Cela n’a rien à voir ni avec le sexe de Mlle Léna Mahfouf, ni avec son ascendance algérienne (ses parents sont intelligemment venus se réfugier en France pendant la guerre civile des années 1990, je ne saurais trop les en féliciter). J’ai autrefois été conseiller littéraire du Petit Larousse, et j’y ai fait entrer nombre d’écrivains musulmans des deux sexes, Amin Maalouf, Rachid Mimouni, Taos Amrouche, Assia Djebar (qui fut dans la foulée élue à l’Académie française) ou Rachid Boudjedra. Le talent n’a ni sexe, ni couleur de peau, ni religion, et ceux qui pensent le contraire sont des jean-foutre et devraient être traduits en justice, pour insulte à la Constitution française qui ne connaît d’« autre distinction que celle de leur vertu ou de leur talent ». Je me soucie fort peu, quand je lis un livre, de savoir si l’auteur est né à Colombières-sur-Orb, comme le regretté Jean-Claude Carrière qui vient de disparaître, ou à Fès, comme Tahar Ben Jelloun. S’il est homosexuel ou non : j’aime indifféremment Montherlant ou Roger Vailland. S’il est un homme ou une femme : dix lignes de Colette ridiculisent toute la prose féminine actuelle.

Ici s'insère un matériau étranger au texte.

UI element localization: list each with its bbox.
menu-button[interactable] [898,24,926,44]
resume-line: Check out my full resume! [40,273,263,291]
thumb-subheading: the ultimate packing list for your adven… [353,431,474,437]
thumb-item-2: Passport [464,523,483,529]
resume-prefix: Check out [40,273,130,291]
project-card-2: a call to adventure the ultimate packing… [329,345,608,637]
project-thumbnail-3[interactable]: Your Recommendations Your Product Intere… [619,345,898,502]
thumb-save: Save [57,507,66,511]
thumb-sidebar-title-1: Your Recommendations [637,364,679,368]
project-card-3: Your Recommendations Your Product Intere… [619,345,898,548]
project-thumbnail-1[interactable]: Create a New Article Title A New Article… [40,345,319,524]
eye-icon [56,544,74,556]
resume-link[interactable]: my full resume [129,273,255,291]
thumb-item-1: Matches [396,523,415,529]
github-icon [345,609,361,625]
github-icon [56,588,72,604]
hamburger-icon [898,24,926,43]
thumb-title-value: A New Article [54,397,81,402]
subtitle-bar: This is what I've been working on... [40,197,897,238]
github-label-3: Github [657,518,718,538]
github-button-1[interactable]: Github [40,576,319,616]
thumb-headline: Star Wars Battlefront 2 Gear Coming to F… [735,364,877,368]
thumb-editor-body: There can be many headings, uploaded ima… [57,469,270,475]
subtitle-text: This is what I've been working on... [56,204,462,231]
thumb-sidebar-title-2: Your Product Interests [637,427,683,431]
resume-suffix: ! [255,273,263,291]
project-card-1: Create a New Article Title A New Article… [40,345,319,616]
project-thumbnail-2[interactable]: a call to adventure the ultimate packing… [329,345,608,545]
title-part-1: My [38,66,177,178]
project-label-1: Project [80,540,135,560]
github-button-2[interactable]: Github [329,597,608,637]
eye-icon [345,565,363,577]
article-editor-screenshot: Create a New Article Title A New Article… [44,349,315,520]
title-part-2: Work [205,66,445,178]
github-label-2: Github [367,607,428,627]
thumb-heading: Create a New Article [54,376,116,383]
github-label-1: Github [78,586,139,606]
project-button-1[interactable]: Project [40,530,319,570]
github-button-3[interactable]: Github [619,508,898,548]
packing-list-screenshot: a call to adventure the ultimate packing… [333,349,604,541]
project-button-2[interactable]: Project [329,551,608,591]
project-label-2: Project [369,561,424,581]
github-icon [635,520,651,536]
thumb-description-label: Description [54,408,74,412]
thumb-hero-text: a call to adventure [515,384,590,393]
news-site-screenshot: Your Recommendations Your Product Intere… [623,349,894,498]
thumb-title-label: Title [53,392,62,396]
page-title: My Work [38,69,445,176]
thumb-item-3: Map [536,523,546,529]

S’il est Blanc ou Noir : la poésie de Senghor ou de Césaire enterre celle de Paul Géraldy ou de Maurice Carême, c’est un fait. Elle écrase aussi 99% de ce qui se publie aujourd’hui, toutes racines confondues.
L’insistance de certains pour exiger plus de visibilité pour les femmes-écrivains ou cinéastes est une absurdité. On a du talent ou on n’en a pas — et c’est bien tout ce qui compte. Nous sommes aujourd’hui submergés de littérature « féminine », à tel point je conseille aux hommes de prendre un pseudo féminin pour être publiés, surtout si leur bouquin est bon (J’en connais un qui ayant opté pour cette solution en signature d’un roman érotique, reçut un abondant courrier « la » félicitant d’avoir enfin décrit la sexualité féminine comme aucun homme ne l’avait fait avant « elle »). Au XIXe siècle, c’était souvent le contraire, Aurore (Dupin) préférait se faire appeler George (Sand), et Marie D’Agoult était devenue Daniel Stern. Et ce jusqu’à l’aube de la Deuxième Guerre mondiale, où Jeanne Loviton se faisait appeler Jean Voilier.
Ce qui est sûr, c’est que le féminisme a gagné, puisque désormais une femme a le droit d’être aussi incompétente qu’un homme, selon le mot immortel de Françoise Giroud. Et, littérairement, aussi nulle.
Et pour ce qui est de l’incompétence et de la nullité, hommes ou femmes, nous avons un large choix.